It’s the Bennite program without the wit or intelligence.
The banks remain largely unreformed and still mainly invest in property, overseas speculation, tax avoidance and financial derivatives rather than in UK industry. There has been no manufacturing revival and last year imports of traded goods exceeded exports by £106bn which is simply unsustainable.
Yes, and at least part of that traded goods deficit is paid for by the services exports of The City in overseas speculation and serving the financial needs of foreigners.
This can be paid for without any increase in public spending at all. Either a new round of quantitative easing could be targeted not at the banks, but directly into industrial investment, in consultation with business leaders and service providers.
You can see the baleful ideas of Ritchie here.
Or the mega-rich – just 1,000 richest British individuals have increased their wealth in the last 4 years by a staggering £190 billions according to the Rich List – could be charged capital gains tax on the increased value of their assets, which would be enough to generate more than a million jobs in two years.
And that’s particularly good. So we’re going to tax the people who have profited from employing people in order to encourage people to employ people?
I have a feeling that incentives don’t work in quite that manner.
The basis of the British economy remains highly dysfunctional, with an over-dominant City finance sector counterpoised by a shrivelled manufacturing sector.
The City is about 4% of the UK economy. Manufacturing is 12% or so. Eh?
The control of the money supply and hence of the direction of economic development, which has been franchised to the big five private banks over the past 30 years, needs to be brought back into public policy to ensure that primacy is given to manufacturing and exports over consumption.
That’s the MMT nutters like Anne Pettifor (and Ritchie of course).
Yet the only long-term sustainable future for the British economy is through a major expansion of hi-tech manufacturing tapping into the creative skills and inventiveness at which this country excels.

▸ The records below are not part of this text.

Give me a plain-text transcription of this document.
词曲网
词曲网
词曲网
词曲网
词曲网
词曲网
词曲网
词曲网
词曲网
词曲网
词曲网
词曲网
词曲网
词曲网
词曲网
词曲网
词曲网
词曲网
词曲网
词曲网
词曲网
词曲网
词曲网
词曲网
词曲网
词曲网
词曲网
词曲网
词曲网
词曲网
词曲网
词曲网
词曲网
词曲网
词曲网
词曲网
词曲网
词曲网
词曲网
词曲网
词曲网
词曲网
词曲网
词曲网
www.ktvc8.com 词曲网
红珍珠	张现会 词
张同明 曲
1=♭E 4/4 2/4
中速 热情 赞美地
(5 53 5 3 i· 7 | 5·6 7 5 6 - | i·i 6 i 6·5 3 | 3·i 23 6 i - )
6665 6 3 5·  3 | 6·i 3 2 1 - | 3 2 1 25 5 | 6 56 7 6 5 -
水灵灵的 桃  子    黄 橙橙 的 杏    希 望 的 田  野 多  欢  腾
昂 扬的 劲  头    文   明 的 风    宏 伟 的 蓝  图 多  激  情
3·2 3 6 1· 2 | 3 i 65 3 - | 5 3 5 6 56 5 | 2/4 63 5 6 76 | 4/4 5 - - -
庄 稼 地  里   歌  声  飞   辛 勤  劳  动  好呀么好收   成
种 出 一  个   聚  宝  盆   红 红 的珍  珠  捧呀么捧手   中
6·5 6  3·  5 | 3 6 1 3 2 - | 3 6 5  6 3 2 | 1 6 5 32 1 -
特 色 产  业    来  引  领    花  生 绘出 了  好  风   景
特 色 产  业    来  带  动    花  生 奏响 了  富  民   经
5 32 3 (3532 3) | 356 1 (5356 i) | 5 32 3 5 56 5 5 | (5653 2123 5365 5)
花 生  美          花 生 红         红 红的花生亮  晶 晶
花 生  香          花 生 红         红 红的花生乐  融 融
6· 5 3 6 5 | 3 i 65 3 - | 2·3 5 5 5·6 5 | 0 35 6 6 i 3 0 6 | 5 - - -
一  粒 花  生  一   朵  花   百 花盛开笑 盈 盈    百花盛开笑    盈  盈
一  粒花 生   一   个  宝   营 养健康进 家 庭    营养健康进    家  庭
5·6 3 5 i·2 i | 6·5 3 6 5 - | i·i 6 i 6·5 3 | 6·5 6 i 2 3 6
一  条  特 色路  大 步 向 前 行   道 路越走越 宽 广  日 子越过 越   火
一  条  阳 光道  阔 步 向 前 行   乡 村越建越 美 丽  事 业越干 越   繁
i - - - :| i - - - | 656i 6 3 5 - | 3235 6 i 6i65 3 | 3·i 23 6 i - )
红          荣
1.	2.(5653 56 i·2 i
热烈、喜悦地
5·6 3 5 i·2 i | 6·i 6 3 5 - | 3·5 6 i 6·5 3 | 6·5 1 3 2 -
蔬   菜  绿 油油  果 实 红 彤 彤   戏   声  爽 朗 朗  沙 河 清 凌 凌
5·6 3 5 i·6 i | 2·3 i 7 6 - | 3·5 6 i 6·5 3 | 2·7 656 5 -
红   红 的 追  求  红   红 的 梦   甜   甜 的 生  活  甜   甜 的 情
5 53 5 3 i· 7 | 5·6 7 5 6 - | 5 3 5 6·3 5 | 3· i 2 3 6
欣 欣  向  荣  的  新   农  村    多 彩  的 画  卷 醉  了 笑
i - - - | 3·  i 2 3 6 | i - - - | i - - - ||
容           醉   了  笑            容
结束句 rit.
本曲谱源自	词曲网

But he’s been talking about creating jobs! And the one thing we know about high tech manufacturing is that it doesn’t produce many jobs. There’s another point here as well. Manufacturing what in this high tech manner? We’ve the brightest minds of our generation all sitting over in Silicon Valley and trying to work out what should be that next high tech manufacture. They become billionaires if they get it right too. Most of them still get it wrong of course. And so who is to decide what will be manufactured here? In this wondrously high tech manner? Ann, Michael and Ritchie are going to knock up a few product designs over the herbal tea are they?
The man’s acting as fly paper for every bad idea about economic planning doing the rounds.